Enfin sortis du musée, nous avons marché dans les rues grandioses de Saint-Pétersbourg pour nous rendre à notre gîte des trois prochains jours. La ville est absolument splendide, un croisement entre Venise et Budapest pour reprendre les mots d’Audrey. Toute faite de canaux et d’anciens palais, elle est un pur plaisir pour les yeux. Toutefois, cette grandeur est une lame à double tranchant : la taille de ses artères la rend un peu pénible à parcourir à pied contrairement à Moscou, qui elle est beaucoup plus dense. Cette soirée là, nous avons dîné au bœuf Stroganoff (il le fallait…) dans un restaurant bon mais beau coup trop cher pour nos moyens. Fatigués, nous sommes passés chercher de quoi boire un verre à l’hôtel dans un magasin d’alcool combiné à un bar 24h. À la caisse, un fois nos boissons payés, la préposée s’est soudainement mise à les ouvrir. Étonnés, nous avons gesticulé pour lui faire comprendre que nous ne voulions pas les consommer sur place. Entendant de loin la scène, une jeune Russe s’est interposée pour nous expliquer en anglais qu’il est interdit de vendre de l’alcool passé 22 heures, mais que vu que le magasin s’affichait comme bar, nous pouvions sortir avec des contenants ouverts.

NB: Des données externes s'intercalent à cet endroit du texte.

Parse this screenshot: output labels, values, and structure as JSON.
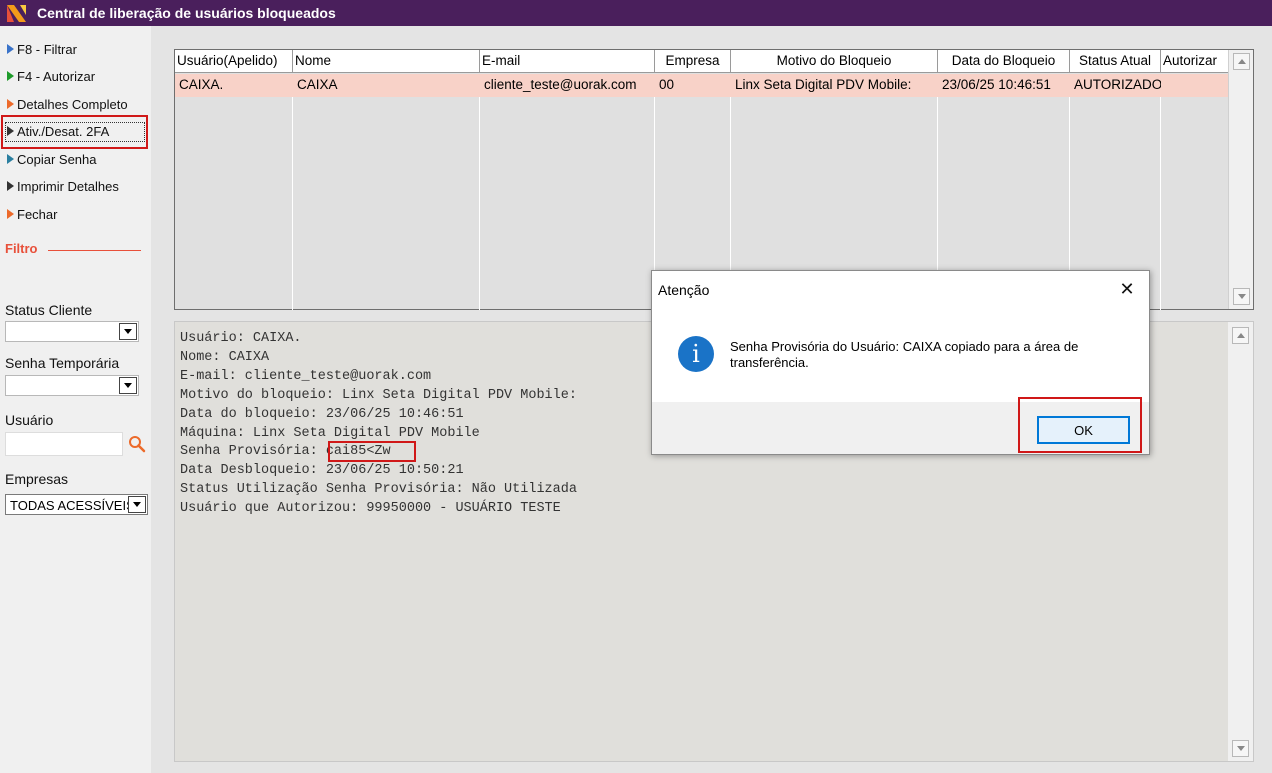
{
  "window": {
    "title": "Central de liberação de usuários bloqueados",
    "icon": "app-logo-icon"
  },
  "sidebar": {
    "items": [
      {
        "label": "F8 - Filtrar",
        "color": "#3a73c9"
      },
      {
        "label": "F4 - Autorizar",
        "color": "#1e9b2a"
      },
      {
        "label": "Detalhes Completo",
        "color": "#ec6a2a"
      },
      {
        "label": "Ativ./Desat. 2FA",
        "color": "#333333"
      },
      {
        "label": "Copiar Senha",
        "color": "#2b7fa0"
      },
      {
        "label": "Imprimir Detalhes",
        "color": "#333333"
      },
      {
        "label": "Fechar",
        "color": "#ec6a2a"
      }
    ],
    "filtro_label": "Filtro",
    "status_cliente_label": "Status Cliente",
    "status_cliente_value": "",
    "senha_temporaria_label": "Senha Temporária",
    "senha_temporaria_value": "",
    "usuario_label": "Usuário",
    "usuario_value": "",
    "empresas_label": "Empresas",
    "empresas_value": "TODAS ACESSÍVEIS"
  },
  "grid": {
    "columns": [
      "Usuário(Apelido)",
      "Nome",
      "E-mail",
      "Empresa",
      "Motivo do Bloqueio",
      "Data do Bloqueio",
      "Status Atual",
      "Autorizar"
    ],
    "rows": [
      [
        "CAIXA.",
        "CAIXA",
        "cliente_teste@uorak.com",
        "00",
        "Linx Seta Digital PDV Mobile:",
        "23/06/25 10:46:51",
        "AUTORIZADO",
        ""
      ]
    ]
  },
  "details": {
    "lines": [
      "Usuário: CAIXA.",
      "Nome: CAIXA",
      "E-mail: cliente_teste@uorak.com",
      "Motivo do bloqueio: Linx Seta Digital PDV Mobile:",
      "Data do bloqueio: 23/06/25 10:46:51",
      "Máquina: Linx Seta Digital PDV Mobile",
      "Senha Provisória: cai85<Zw",
      "Data Desbloqueio: 23/06/25 10:50:21",
      "Status Utilização Senha Provisória: Não Utilizada",
      "Usuário que Autorizou: 99950000 - USUÁRIO TESTE"
    ]
  },
  "dialog": {
    "title": "Atenção",
    "close": "✕",
    "message": "Senha Provisória do Usuário: CAIXA copiado para a área de transferência.",
    "ok_label": "OK",
    "icon": "info-icon"
  }
}
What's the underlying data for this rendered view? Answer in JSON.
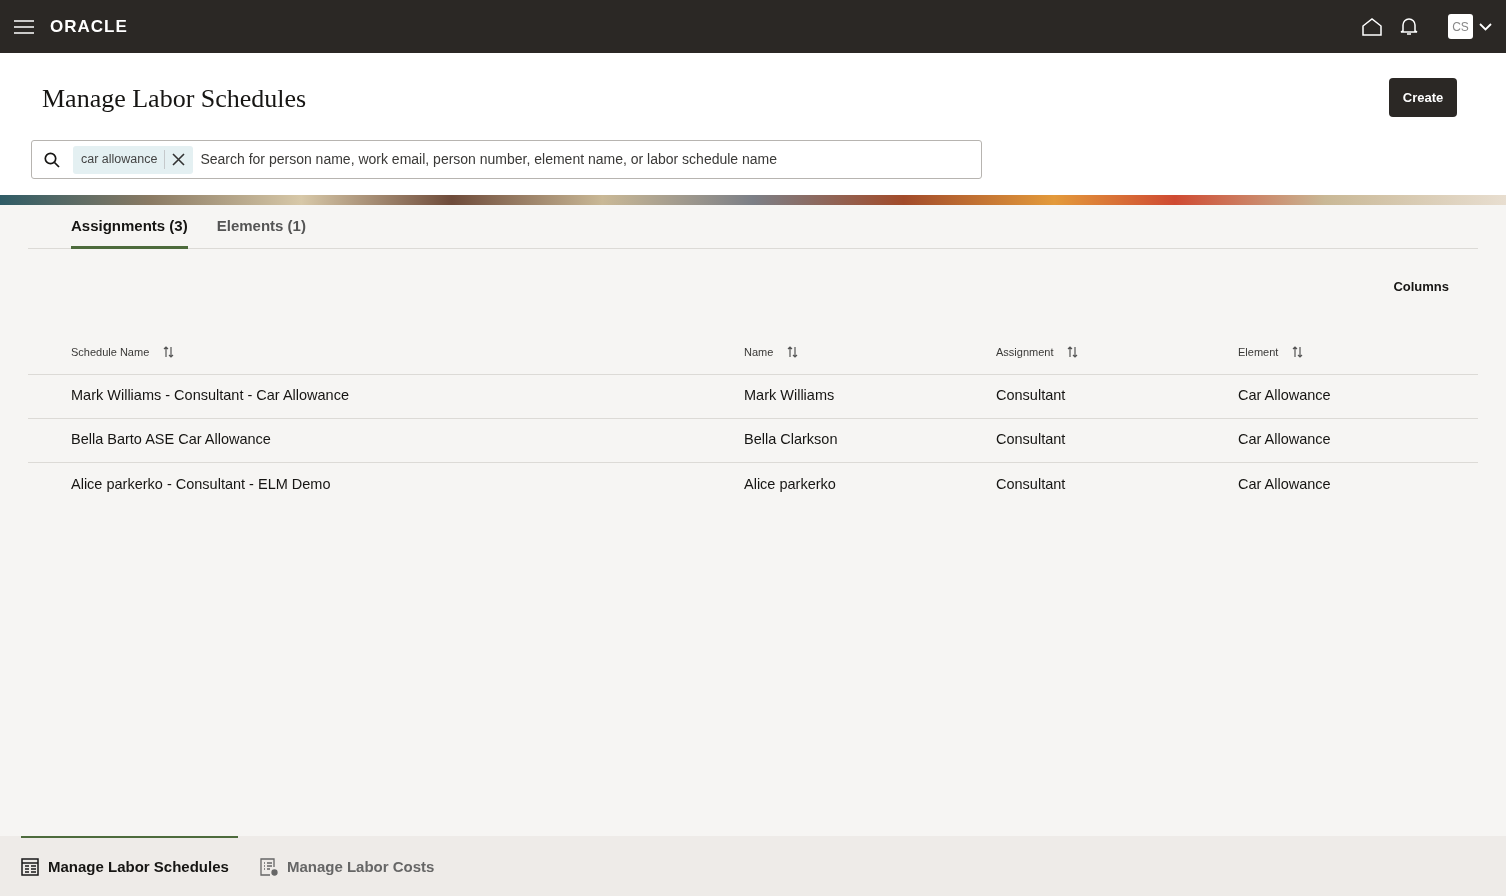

Alcool en main donc, nous sommes rentrés profiter notre de hôtel quatre étoiles (payé 40$ la nuit pour une chambre avec salle de bain commune, tout de même pas si mal).
Manifestement, nos corps avaient besoin de repos, car nous n’avons ouvert l’oeil que passé onze heures. L’après-midi durant, j’ai travaillé sur mon article de Moscou et réglé d’autres bricoles pour finalement n’émerger que vers cinq heures. Saint-Pétersbourg regorge de musées de toutes sortes, mais il était définitivement trop tard pour espérer en visiter un. Nous nous sommes donc contentés de marcher la rive sud de la ville, passant par la synagogue, longeant des canaux, admirant les splendides cathédrales orthodoxe et terminant par le jardin d’été. La nuit tombée, nous avons dîné dans une cantine où il se sert de la bouffe russe à bon prix puis j’ai profité de l’internet pour un bon deux heures supplémentaires (c’est long écrire un blogue). Le retour à l’hôtel s’est fait à la marche le long du fleuve Neva, bière à la main, arrêtant à tout bout de champ tellement les opportunités photos abondaient.
Le lendemain, nos avons été un peu plus performant en ce qui concernait l’heure de sortie, mais la pluie a eu tôt fait de nous ramener à l’hôtel; Saint-Pétersbourg est une ville au climat très variable. Encore une après-midi à l’ordinateur donc et un début de visite tardif. Même rengaine que la veille, sauf que là nos errances nous ont transporté au nord de la Neva, où l’atmosphère ressemble plus à une ville européenne standard, moins de palais et avenues moins grandioses. Le retour à l’hôtel s’est encore fait bière à la main le long des canaux. Ah oui, il y avait une bouteille de vin russe aussi, mais elle s’est avérée être bien trop sucrée pour être buvable…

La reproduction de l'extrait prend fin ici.